The number-one reason to take a look at BKEP stock is its dividends. With a quarterly payout of $0.145 per unit, Blueknight Energy Partners has an impressive annual dividend yield of 8.79%. To put it in perspective, the average dividend yield of all S&P 500 companies is approximately two percent.
The big question, of course, is whether this partnership is solid. So let’s take a look at its financials.
In the third quarter of 2016, Blueknight generated $46.9 million of revenue, a 0.6% decline from the $47.2 million generated in the year-ago period. Net income came in at $11.4 million, which was substantially lower than the $14.0 million earned in the same quarter a year ago. (Source: “Blueknight Announces Third Quarter 2016 Results,” Blueknight Energy Partners L.P., November 1, 2016.)
The thing is, though, in the year-ago quarter, Blueknight benefited from $8.3 million in income related to the settlement of litigation.

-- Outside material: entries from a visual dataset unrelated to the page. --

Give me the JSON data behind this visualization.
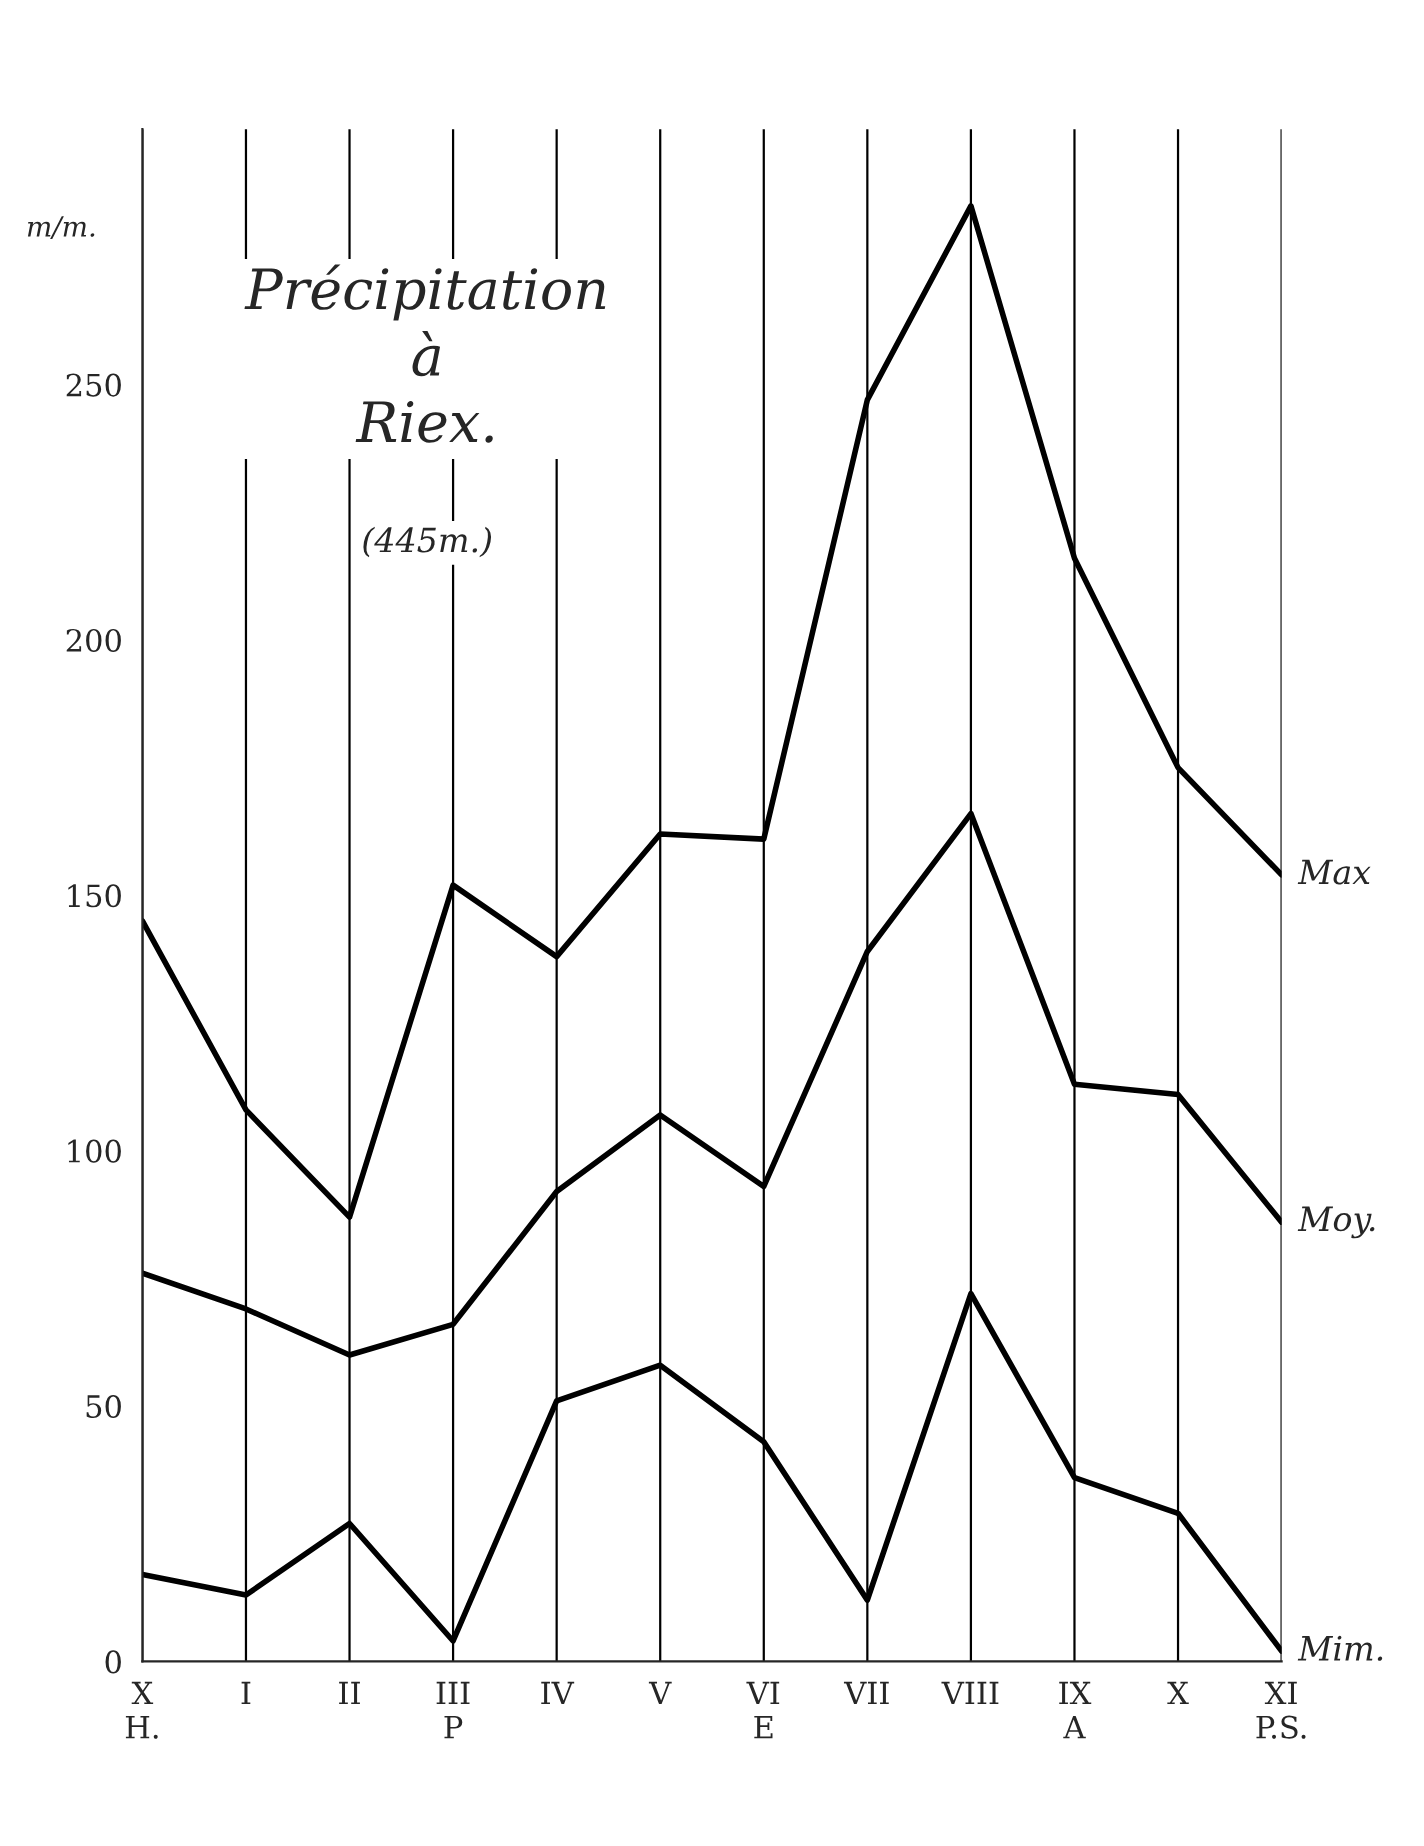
{
  "chart_data": {
    "type": "line",
    "title": "Précipitation\nà\nRiex.",
    "subtitle": "(445m.)",
    "ylabel": "m/m.",
    "categories": [
      "X\nH.",
      "I",
      "II",
      "III\nP",
      "IV",
      "V",
      "VI\nE",
      "VII",
      "VIII",
      "IX\nA",
      "X",
      "XI\nP.S."
    ],
    "series": [
      {
        "name": "Max",
        "color": "#000000",
        "values": [
          145,
          108,
          87,
          152,
          138,
          162,
          161,
          247,
          285,
          216,
          175,
          154
        ]
      },
      {
        "name": "Moy.",
        "color": "#000000",
        "values": [
          76,
          69,
          60,
          66,
          92,
          107,
          93,
          139,
          166,
          113,
          111,
          86
        ]
      },
      {
        "name": "Mim.",
        "color": "#000000",
        "values": [
          17,
          13,
          27,
          4,
          51,
          58,
          43,
          12,
          72,
          36,
          29,
          2
        ]
      }
    ],
    "ylim": [
      0,
      300
    ],
    "yticks": [
      0,
      50,
      100,
      150,
      200,
      250
    ],
    "grid": "x",
    "marker": "none",
    "line_style": "solid"
  }
}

If you exclude this one-time item from last year’s results, you’d see that both adjusted earnings before interest, taxes, depreciation, and amortization (EBITDA) and distributable cash flow showed significant year-over-year improvements. (Source: Ibid.)
In the quarter, Blueknight achieved a distribution coverage ratio of 1.49 times. This means the partnership is not paying out all its distributable cash flow, leaving a margin for safety, as well as the potential for future distribution increases.
One of the reasons why BKEP doesn’t get much investor attention is that it is in the energy sector. The partnership owns and operates a diversified portfolio of midstream energy assets consisting of approximately 985 miles of pipeline, 17.6 million barrels of crude oil and petroleum product storage capacity, 240 crude oil transportation and oilfield services vehicles, and 54 liquid asphalt cement terminals and storage facilities located in 26 states.
The past two-and-a-half years have been devastating to the energy sector. Despite its recovery this year, oil prices are still down more than 40% from the summer of 2014. During these rough times, quite a few oil and gas companies decided to cut their dividends. Some suspended their payouts completely.
How did Blueknight Energy do during this massive downturn in the energy sector?
Well, the partnership did not cut its dividends. In fact, is has actually been raising them. Since the summer of 2014—the start of the downturn in oil prices—BKEP stock’s quarterly distribution rate has increased by 11.5%. (Source: “Blueknight Energy Partners L.P., L.L.C. Dividend Date & History,” NASDAQ.com, last accessed December 7, 2016.)
Bottom Line on This High-Dividend Stock
Surviving a downturn as big as this was no easy feat. What’s more impressive is that the partnership was still raising its payout when everything else was deep in the doldrums. Despite being a high yield stock, Blueknight Energy could actually be a solid pick for dividend investors.